The Life and Legacy of Marquis de Sade

Marquis de Sade (1740-1814) was the French writer of the highly controversial book, The 120 Days of Sodom. De Sade’s life was fraught with sexual deviance, affairs, prison sentences, and wealthy indulgences. Born into a wealthy family, de Sade was highly educated, attending a Jesuit school in Paris, and went into the military during early adulthood. During this time, he was imprisoned for egregious acts of sacrilege, including masturbating over a statue of Jesus. This led to many years of accusations of and imprisonment for sexual crimes, such as homosexual sodomy, torturing a beggar by cutting wounds in her with a knife and sealing them with hot wax, and partaking in an orgy with four prostitutes.

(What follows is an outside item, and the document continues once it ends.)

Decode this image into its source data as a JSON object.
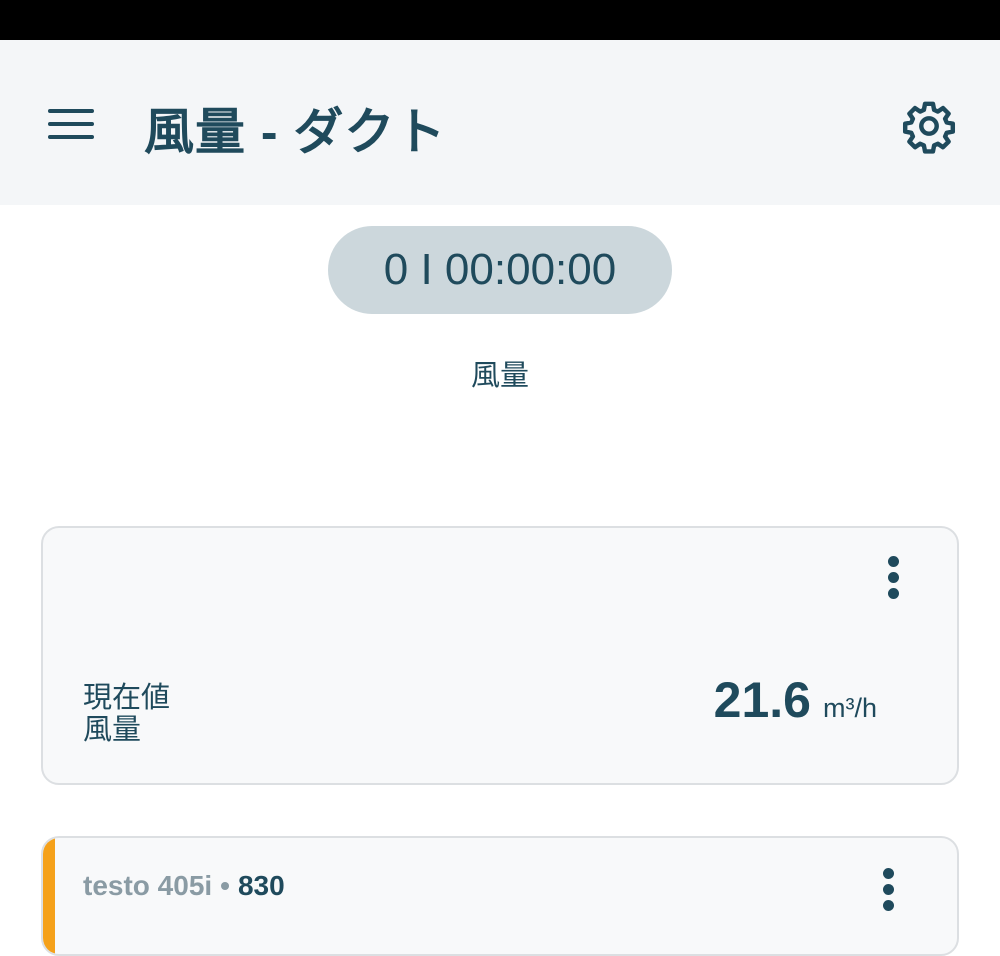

The most public of these scandals included the “little girls affair,” in which he and his wife remained inside his castle for a winter with several teenage servants whom are suspected to undergo inhumane sexual encounters and rape by de Sade during the time. One of the young servants, Nanon, had given birth to a child, and, presumed to be de Sade’s child, was taken from her after his wife falsely accused her of theft. The baby was starved to death. After spending some time in hiding, De Sade was found and immediately incarcerated, being sent to imprisonment at the Bastille in 1785. It is here where he spent 37 days writing The 120 Days of Sodom in tiny print on a scroll,, which remained unfinished and never to be seen by him again when he was relocated to another prison cell. Said to be taken during the Storming of the Bastille, it was not published until 1904, over 100 years after being written. The egregious book contains terrible depictions of sexual crimes, possibly based on his own actions and/or fantasies, and is considered so sinful that it was banned in several countries, along with the 1975 movie adaptation Salò.